The return value is an enum which can be used for rudimentary control flow. We've seen .proceed which means to go to the next step. The .jumpToStep(n) allows you to jump to another step, either before or after the current step. This allows you to define loops (by jumping back) as well as conditionals (by jumping forward).

Let's continue the infinite scrolling image search example, and add a ProcessStep that will keep looping back to step3 until the before count and after count are the same, meaning there are no more images on the page to load.

Add this step as the last step to run. When you run this, you should see the screen keep scrolling down until no more images can be found.

let conditionStep = ProcessStep { model in
    if let first = model["first"] as? Int,
        let second = model["second"] as? Int,
        first == second {
        return .proceed
    } else {
        return .jumpToStep(2) // This is a zero-based index, i.e. step3
    }
}

This technique is most useful for repeating a sequence of steps. While it can also be used to model IF-THEN style conditionals, it is essentially a GOTO construct and can easily lead to unmaintainable spaghetti 🍝 steps.

You can also have an early exit from the steps.
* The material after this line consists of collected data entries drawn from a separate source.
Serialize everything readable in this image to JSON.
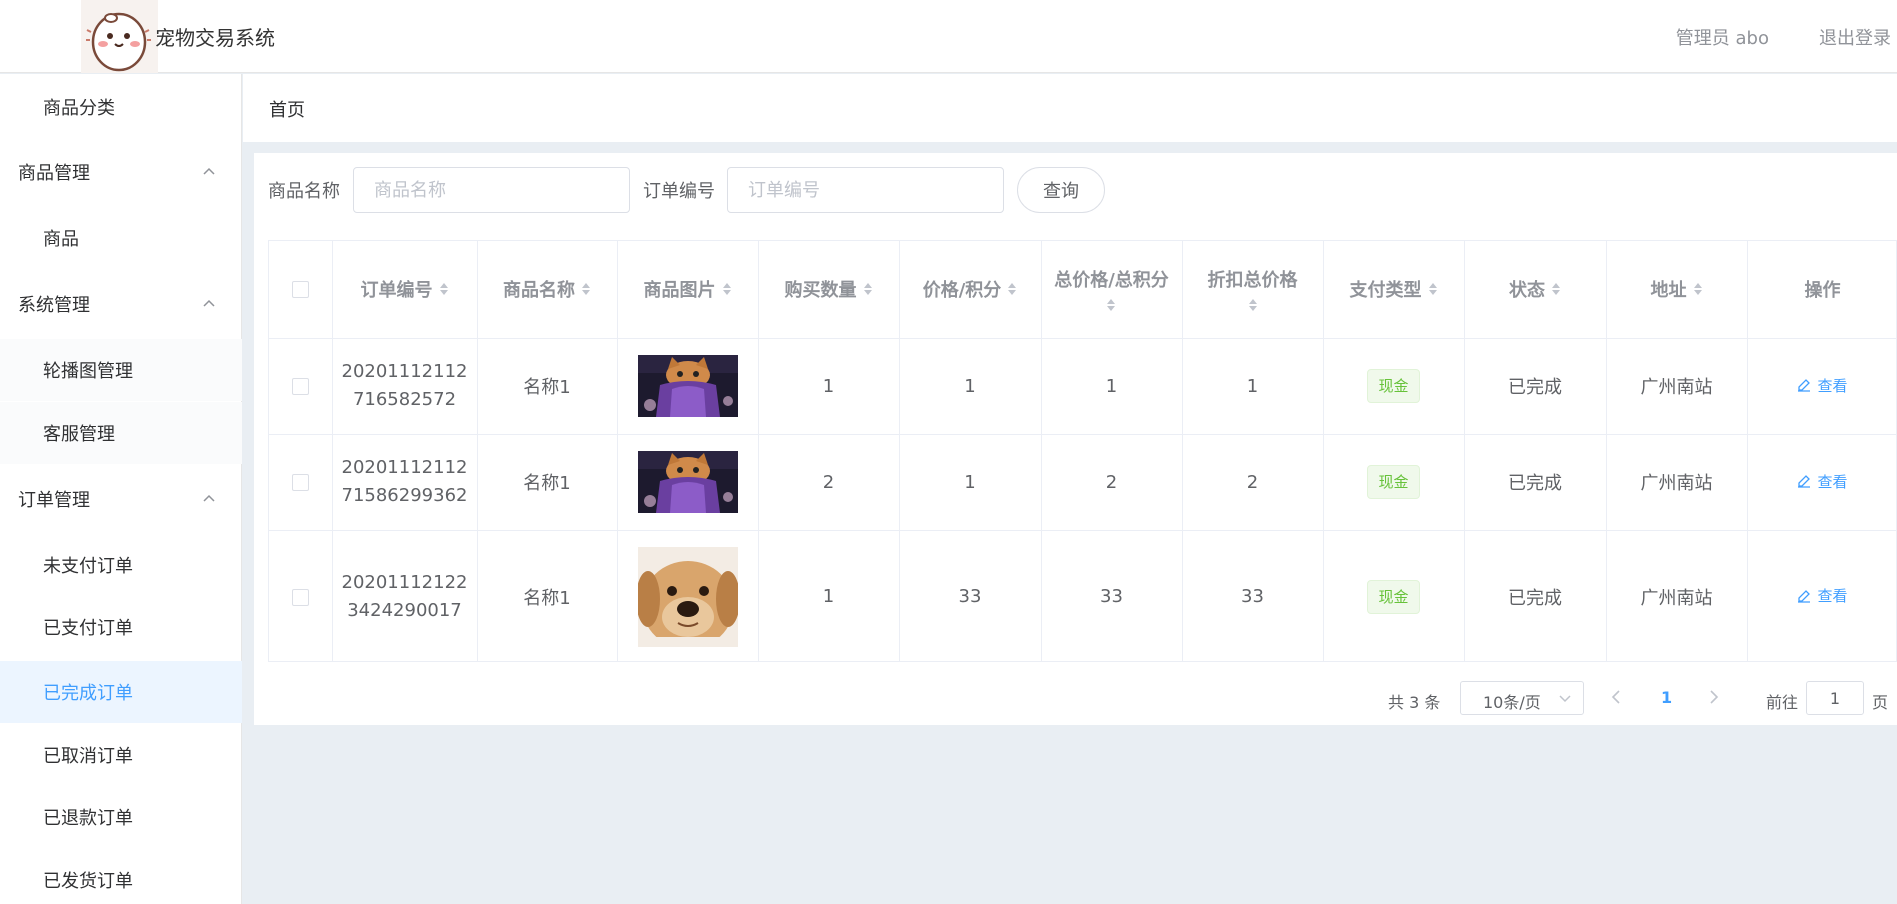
{
  "app": {
    "title": "宠物交易系统"
  },
  "header": {
    "admin": "管理员 abo",
    "logout": "退出登录"
  },
  "sidebar": {
    "items": [
      {
        "label": "商品分类",
        "kind": "child"
      },
      {
        "label": "商品管理",
        "kind": "group",
        "expanded": true
      },
      {
        "label": "商品",
        "kind": "child"
      },
      {
        "label": "系统管理",
        "kind": "group",
        "expanded": true
      },
      {
        "label": "轮播图管理",
        "kind": "child"
      },
      {
        "label": "客服管理",
        "kind": "child"
      },
      {
        "label": "订单管理",
        "kind": "group",
        "expanded": true
      },
      {
        "label": "未支付订单",
        "kind": "child"
      },
      {
        "label": "已支付订单",
        "kind": "child"
      },
      {
        "label": "已完成订单",
        "kind": "child",
        "active": true
      },
      {
        "label": "已取消订单",
        "kind": "child"
      },
      {
        "label": "已退款订单",
        "kind": "child"
      },
      {
        "label": "已发货订单",
        "kind": "child"
      }
    ]
  },
  "breadcrumb": {
    "home": "首页"
  },
  "search": {
    "product_label": "商品名称",
    "product_placeholder": "商品名称",
    "order_label": "订单编号",
    "order_placeholder": "订单编号",
    "button": "查询"
  },
  "table": {
    "headers": [
      "订单编号",
      "商品名称",
      "商品图片",
      "购买数量",
      "价格/积分",
      "总价格/总积分",
      "折扣总价格",
      "支付类型",
      "状态",
      "地址",
      "操作"
    ],
    "rows": [
      {
        "order_no_1": "20201112112",
        "order_no_2": "716582572",
        "name": "名称1",
        "image": "cat-photo",
        "qty": "1",
        "price": "1",
        "total": "1",
        "discount_total": "1",
        "pay_type": "现金",
        "status": "已完成",
        "address": "广州南站",
        "action": "查看"
      },
      {
        "order_no_1": "20201112112",
        "order_no_2": "71586299362",
        "name": "名称1",
        "image": "cat-photo",
        "qty": "2",
        "price": "1",
        "total": "2",
        "discount_total": "2",
        "pay_type": "现金",
        "status": "已完成",
        "address": "广州南站",
        "action": "查看"
      },
      {
        "order_no_1": "20201112122",
        "order_no_2": "3424290017",
        "name": "名称1",
        "image": "dog-photo",
        "qty": "1",
        "price": "33",
        "total": "33",
        "discount_total": "33",
        "pay_type": "现金",
        "status": "已完成",
        "address": "广州南站",
        "action": "查看"
      }
    ]
  },
  "pagination": {
    "total": "共 3 条",
    "page_size": "10条/页",
    "current_page": "1",
    "goto": "前往",
    "goto_value": "1",
    "page_suffix": "页"
  },
  "colors": {
    "accent": "#409eff",
    "success": "#67c23a",
    "page_bg": "#e9eef3"
  },
  "icons": {
    "sort": "sort-caret-icon",
    "collapse": "chevron-up-icon",
    "edit": "edit-icon"
  }
}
The return value of .finish will stop execution as a success, while .failure(Error) will stop execution with a failure.

Wait Step

A step that waits for a set period of time.

let waitStep = WaitStep(waitTimeInSeconds: 0.5)

Wait for Condition Step

This is a step that waits for a condition to become true before proceeding, or it will fail if the condition is still false when the timeout occurs.

In this example, the iOS code will repeatedly call the JavaScript function testThatStuffIsReady, proceeding as soon as it returns true, or failing with a timeout if it doesn't return true within 2 seconds.

let waitForConditionStep = WaitForConditionStep(
    assertionName: "testThatStuffIsReady",
    timeoutInSeconds: 2)

FAQ

I'm getting the error: "An SSL error has occurred and a secure connection to the server cannot be made."

App Transport Security (ATS) rules apply web views as well. If the website you are loading is not HTTPS, or uses outdated security protocols, then iOS will refuse to load it.

The quick workaround is to disable ATS by putting the following setting in your Info.plist

<key>NSAppTransportSecurity</key>
<dict>
    <key>NSAllowsArbitraryLoads</key>
    <true/>
</dict>

However, at some point in the future, Apple may require that all apps submitted to the App Store support ATS.

For more information, see the following links:

License

SwiftScraper is available under the MIT license. See the LICENSE file for more info.